A New Jersey appeals court has refused to overturn sanctions against an Edgewater law firm and its head partner for being “vexatious” in efforts to defend itself in a defamation lawsuit filed by a rival firm.
The two-judge Appellate Division panel, in an unpublished ruling, said a trial judge acted correctly in dismissing multiple motions and demands for discovery filed by the firm, Abrahamsen Law Firm, and its founder, Richard Abrahamsen.
Appellate Division Judges Mitchel Ostrer and Jessica Mayer also affirmed a trial judge’s ruling that imposed $17,155 in sanctions against Abrahamsen and his firm.
Abrahamsen did not return a telephone call seeking comment.
He and his firm are being sued by a competitor, Seidman & Pincus of Hasbrouck Heights, and its head partner, Mitchell Seidman. He also did not return a telephone call.
“A judge, in his or her discretion, has the inherent authority to sanction a party for behavior that is vexatious, burdensome or hearsay,” the appeals court judges said. “Although the power to sanction should be invoked sparingly, the circumstances presented in this case support the award of the attorney’s fees as the proper sanction for the Abrahamsen defendants’ vexatious and harassing motion practice.”
The dispute stems from a defamation and tortious interference claim filed by Seidman’s firm against Abrahamsen’s firm over Seidman’s loss of a longtime client, the opinion said.
In response, Abrahamsen and his firm, the opinion said, began filing a flurry of motions in response, along with demands for discovery.
A Passaic County Superior Court judge, who was not identified, rejected the Abrahamsen motions and cautioned Abrahamsen and his firm from pursuing further motions and demands.

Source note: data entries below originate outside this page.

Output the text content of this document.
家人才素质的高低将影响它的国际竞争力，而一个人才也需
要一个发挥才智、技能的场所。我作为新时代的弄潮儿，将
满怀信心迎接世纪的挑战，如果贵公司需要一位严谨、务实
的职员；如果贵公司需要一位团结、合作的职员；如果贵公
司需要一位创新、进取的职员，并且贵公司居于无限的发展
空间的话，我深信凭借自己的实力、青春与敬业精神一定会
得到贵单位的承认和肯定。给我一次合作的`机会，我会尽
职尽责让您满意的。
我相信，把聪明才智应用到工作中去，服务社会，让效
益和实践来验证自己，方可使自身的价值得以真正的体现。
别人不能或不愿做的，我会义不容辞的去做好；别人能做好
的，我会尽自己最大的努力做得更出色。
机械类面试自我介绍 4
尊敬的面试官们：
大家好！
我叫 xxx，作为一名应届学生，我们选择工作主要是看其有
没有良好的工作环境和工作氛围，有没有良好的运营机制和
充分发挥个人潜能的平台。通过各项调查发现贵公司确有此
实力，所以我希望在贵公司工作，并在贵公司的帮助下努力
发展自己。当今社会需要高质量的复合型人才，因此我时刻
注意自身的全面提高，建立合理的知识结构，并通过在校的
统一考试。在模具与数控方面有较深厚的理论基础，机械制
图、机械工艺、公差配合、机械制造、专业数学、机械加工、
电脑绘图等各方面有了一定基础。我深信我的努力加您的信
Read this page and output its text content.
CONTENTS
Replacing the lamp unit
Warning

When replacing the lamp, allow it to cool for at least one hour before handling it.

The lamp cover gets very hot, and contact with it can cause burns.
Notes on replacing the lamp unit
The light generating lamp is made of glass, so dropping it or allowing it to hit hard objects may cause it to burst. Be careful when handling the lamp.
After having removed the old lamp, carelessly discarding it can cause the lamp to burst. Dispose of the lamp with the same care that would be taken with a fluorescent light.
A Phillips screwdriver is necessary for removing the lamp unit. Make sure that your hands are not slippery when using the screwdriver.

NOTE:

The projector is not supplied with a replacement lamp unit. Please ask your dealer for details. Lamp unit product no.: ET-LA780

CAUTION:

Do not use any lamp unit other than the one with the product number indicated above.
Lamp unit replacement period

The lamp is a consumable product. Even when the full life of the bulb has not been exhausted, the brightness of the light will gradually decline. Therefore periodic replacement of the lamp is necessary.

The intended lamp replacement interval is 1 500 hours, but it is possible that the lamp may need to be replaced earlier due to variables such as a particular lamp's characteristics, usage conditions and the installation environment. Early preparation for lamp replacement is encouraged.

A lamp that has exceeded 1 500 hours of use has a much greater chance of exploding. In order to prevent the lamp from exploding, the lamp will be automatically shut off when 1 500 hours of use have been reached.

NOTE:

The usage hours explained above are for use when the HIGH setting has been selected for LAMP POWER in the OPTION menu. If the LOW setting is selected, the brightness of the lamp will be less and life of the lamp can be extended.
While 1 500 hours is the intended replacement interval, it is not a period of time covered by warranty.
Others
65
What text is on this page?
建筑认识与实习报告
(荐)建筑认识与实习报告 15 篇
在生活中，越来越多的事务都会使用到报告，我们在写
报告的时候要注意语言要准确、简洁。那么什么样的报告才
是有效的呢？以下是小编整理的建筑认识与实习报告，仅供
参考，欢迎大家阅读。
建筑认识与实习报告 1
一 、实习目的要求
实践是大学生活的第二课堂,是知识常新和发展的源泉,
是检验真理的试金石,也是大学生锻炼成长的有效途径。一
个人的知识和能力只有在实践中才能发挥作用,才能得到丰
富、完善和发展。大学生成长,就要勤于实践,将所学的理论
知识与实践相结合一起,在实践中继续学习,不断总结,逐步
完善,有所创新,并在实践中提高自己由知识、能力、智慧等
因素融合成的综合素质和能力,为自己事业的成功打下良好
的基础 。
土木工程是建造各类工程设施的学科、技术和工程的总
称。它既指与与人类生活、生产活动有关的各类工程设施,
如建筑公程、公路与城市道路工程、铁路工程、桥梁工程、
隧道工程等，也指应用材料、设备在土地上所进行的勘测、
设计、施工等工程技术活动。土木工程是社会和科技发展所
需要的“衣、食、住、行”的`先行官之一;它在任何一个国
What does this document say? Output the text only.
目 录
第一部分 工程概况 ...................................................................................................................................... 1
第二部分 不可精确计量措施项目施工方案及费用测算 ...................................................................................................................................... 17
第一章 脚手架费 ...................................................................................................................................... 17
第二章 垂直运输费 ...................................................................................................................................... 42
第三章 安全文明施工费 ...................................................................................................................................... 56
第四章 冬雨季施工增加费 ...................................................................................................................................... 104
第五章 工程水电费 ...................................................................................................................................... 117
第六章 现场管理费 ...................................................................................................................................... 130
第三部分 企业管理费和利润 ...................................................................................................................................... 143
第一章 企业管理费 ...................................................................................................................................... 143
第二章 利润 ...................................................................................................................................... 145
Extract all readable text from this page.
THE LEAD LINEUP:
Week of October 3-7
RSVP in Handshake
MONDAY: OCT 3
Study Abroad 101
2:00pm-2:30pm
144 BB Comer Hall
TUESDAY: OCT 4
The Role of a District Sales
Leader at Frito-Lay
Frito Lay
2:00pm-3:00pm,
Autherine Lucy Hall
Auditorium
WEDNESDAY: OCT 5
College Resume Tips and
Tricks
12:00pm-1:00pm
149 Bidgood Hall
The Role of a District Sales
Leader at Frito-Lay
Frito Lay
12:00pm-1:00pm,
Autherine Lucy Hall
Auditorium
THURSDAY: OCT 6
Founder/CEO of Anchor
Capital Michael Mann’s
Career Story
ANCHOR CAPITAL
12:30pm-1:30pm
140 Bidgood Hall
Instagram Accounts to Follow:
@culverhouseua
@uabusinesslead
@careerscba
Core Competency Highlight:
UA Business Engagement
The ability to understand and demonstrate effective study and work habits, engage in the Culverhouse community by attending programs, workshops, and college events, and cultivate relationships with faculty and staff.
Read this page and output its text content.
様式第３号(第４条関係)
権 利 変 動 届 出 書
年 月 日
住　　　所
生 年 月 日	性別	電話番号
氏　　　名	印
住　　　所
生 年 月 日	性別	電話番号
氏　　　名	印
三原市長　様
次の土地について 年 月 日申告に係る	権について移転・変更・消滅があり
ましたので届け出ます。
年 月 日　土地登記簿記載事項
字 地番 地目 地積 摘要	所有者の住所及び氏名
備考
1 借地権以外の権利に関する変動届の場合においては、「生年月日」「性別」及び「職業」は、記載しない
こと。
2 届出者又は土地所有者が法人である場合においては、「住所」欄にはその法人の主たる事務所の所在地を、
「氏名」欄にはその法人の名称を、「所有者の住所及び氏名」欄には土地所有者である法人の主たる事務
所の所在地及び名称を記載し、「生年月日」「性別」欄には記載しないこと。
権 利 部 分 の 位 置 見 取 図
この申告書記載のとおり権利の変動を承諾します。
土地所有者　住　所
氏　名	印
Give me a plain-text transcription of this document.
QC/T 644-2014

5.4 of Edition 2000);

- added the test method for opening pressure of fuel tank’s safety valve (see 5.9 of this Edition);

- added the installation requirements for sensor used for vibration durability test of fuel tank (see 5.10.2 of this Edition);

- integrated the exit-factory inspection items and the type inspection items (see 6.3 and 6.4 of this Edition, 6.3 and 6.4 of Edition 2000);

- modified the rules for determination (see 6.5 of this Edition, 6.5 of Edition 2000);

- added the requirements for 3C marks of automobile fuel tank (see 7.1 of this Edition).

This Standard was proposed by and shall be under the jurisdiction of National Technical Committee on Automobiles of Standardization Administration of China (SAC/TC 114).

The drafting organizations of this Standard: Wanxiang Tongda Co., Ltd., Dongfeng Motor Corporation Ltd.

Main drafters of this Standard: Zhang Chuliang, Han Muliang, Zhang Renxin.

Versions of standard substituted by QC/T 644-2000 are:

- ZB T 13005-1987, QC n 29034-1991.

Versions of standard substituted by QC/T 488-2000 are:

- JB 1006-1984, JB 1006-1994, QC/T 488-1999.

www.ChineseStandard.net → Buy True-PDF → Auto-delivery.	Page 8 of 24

Abrahamsen persisted, however, and sanctions were imposed.
“The underlying facts are not complex,” the appeals court said. “However, the procedural history is convoluted because of the sheer number of motions filed by the Abrahamsen defendants.”
The trial judge, the appeals court said, expressly warned Abrahamsen and his firm about filing discovery demands, but the warning was ignored.
“Plaintiffs’ claims were not frivolous,” the appeals court judges said. “We conclude that there is sufficient, credible evidence in the record to support the judge’s award of attorney’s fees against the Abrahamsen defendants.”